The young man replies, “B-b-because the-the-they’re a-a-antisemites, a-a-all of th-them.”
Before the shouting begins – before the accusations of antisemitism or self-hating Jew or the unacceptable mocking of the speech-impaired start flying – hear out Mr. Richler’s justification in the next paragraph: “I am repeating this old chestnut to illustrate that I have no patience with Jews who blame all their inadequacies on discrimination. Or who unfailingly label a bigot anyone appalled by the intransigence of successive Israeli governments. Or who invoke the six million glibly, trivializing the Holocaust.”

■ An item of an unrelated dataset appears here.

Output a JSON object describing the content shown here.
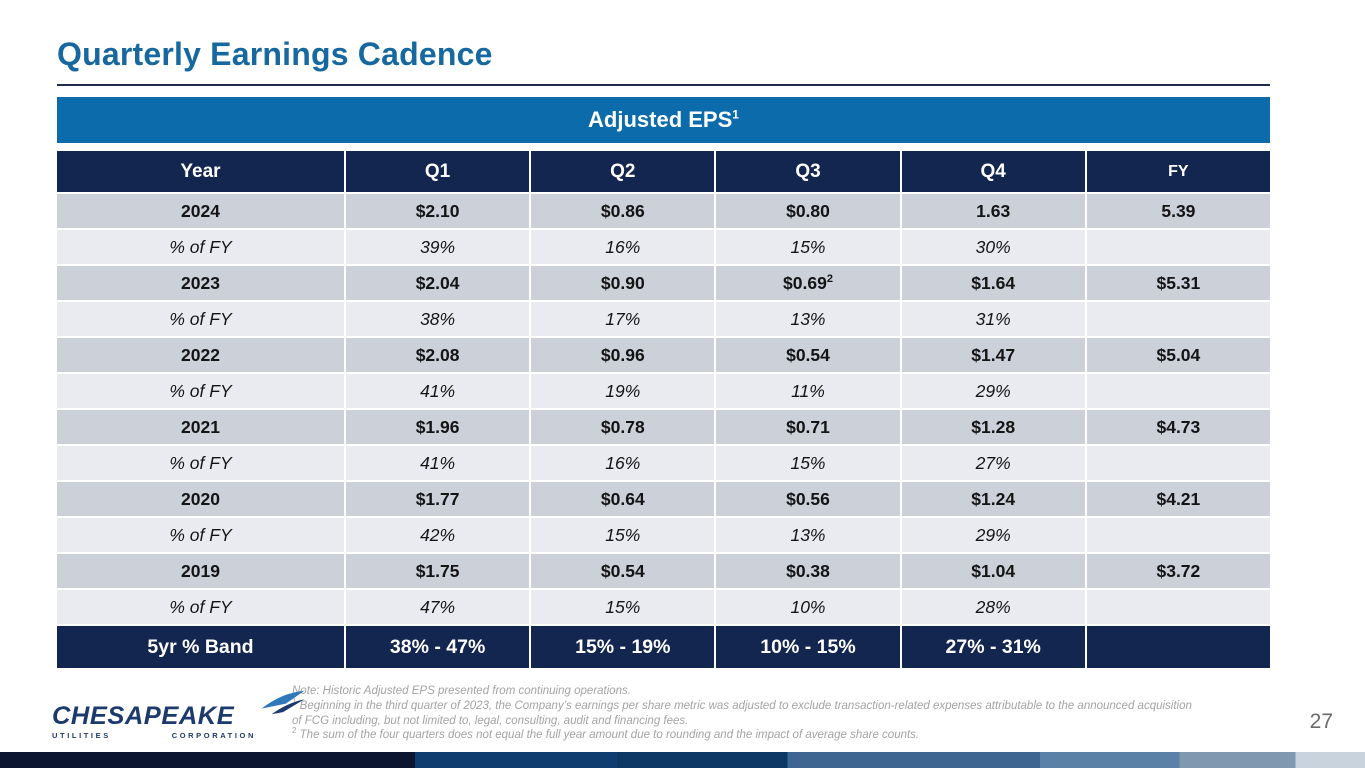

Turns out Mr. Richler was being serious after all. Extremely serious. You just didn’t know it because you were laughing. And laughter is contagious; laughter leads to laughter. It’s also hard to hate when you’re laughing.
Not incidentally, in Mr. Richler’s essay Mencken, after cleverly castigating those who conveniently blame their own personal failures on causes beyond their control, like antisemites, Mr. Richler takes his essay in an entirely different direction, quickly adding that “However, the real thing [antisemitism] does occasionally surface in the most unfortunate places, which brings me to the sad case of H.L. Mencken, a hero of mine.” Mr. Richler, one of my heroes, then goes on to call out Mencken for his own dangerous delusions regarding Jews, race, and other such subjects, some of his arguments of which I agree with, some of which I don’t.
I don’t think he would have minded if I disagreed with him. In fact, I bet we would have even had a few laughs along the way.